Ms GILLARD (2:30 PM) —My question is to the Prime Minister. I refer the Prime Minister to the research conducted by Professor Boyd Swinburn, the author of the government report that concludes that a ban on TV advertising of junk food would be one of the most effective weapons in reducing its consumption. Isn't it also the case that Australian television features more food advertising—an average of 12 ads per hour—than any other country in the world? Why has the government ignored the conclusions of the research it commissioned, and when will the Prime Minister join with Labor in implementing a ban on junk food TV advertising?

Mr HOWARD (Prime Minister) —I thank the member for Lalor for her question. Let me just say again to her, through you, Mr Speaker, why I am against the ban proposed by the Labor Party. My philosophical view is that, if something is legal to sell, then in the absence of an overwhelming public interest case it should not be illegal to advertise it.

Mr HOWARD —I am very happy to try to answer that if I am given the opportunity because I think there is a very important philosophical issue involved in this. I think the case in relation to smoking is quite different from the case in relation to junk food. There is nothing wrong with eating at McDonald's, it is how many you eat at McDonald's that is the problem. If you apply the philosophy of the Labor Party, you would ban altogether advertisements for alcohol, analgesics and Panadol. If you have too many Panadol it is bad, I understand, for your kidneys. If you have far too many Panadol it is bad for you, full stop. Where does it end? Do you put a ban on wine? Do you put a ban on alcohol?

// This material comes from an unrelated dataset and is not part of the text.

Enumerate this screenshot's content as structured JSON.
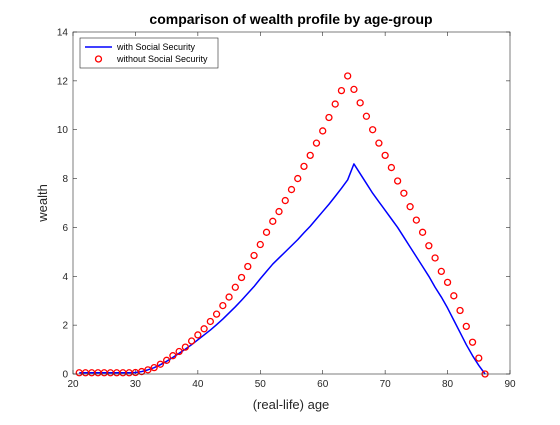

An honourable member—Coffee.

Mr HOWARD —Coffee, too, because that has caffeine in it. And so the list goes on. This is an important issue. This whole idea that, according to the particular whims of the time, you should put a prohibition on advertising a product that is legal to sell establishes an extremely bad precedent. It is something that the government opposes and will continue to oppose. This, of course, does not in any way address the impact, once you start banning things, that the loss of revenue would have on the very effective and high-quality free-to-air television system that we have in this country. I think Australia has one of the best free-to-air television systems in the world. Our free-to-air television, given our population, is far better than the free-to-air television services of many other countries. Once you start going down this path, you can always mount an argument for going further.

The SPEAKER —Order! The member for Gellibrand!

Mr HOWARD —I say again that the banning of tobacco was based upon the proposition that, from a health point of view, there is no such thing as a safe level of smoking. Yet there is such a thing as a safe level of consumption at McDonald's—that is the difference. If you apply the logic of the Leader of the Opposition, you should not have any advertisements for alcohol at all. The truth is that the human consequences that flow from the abuse of alcohol are far greater than the human consequences that flow from obesity, yet nobody is saying that we should ban alcohol nor do I hear the opposition saying we should have a ban on the advertising of alcohol. Heaven help the principle of freedom of expression in a commercial context if the member for Lalor ever gets her hands on the health portfolio.

The SPEAKER —Heaven help the member for Gellibrand if she persists with her interjections!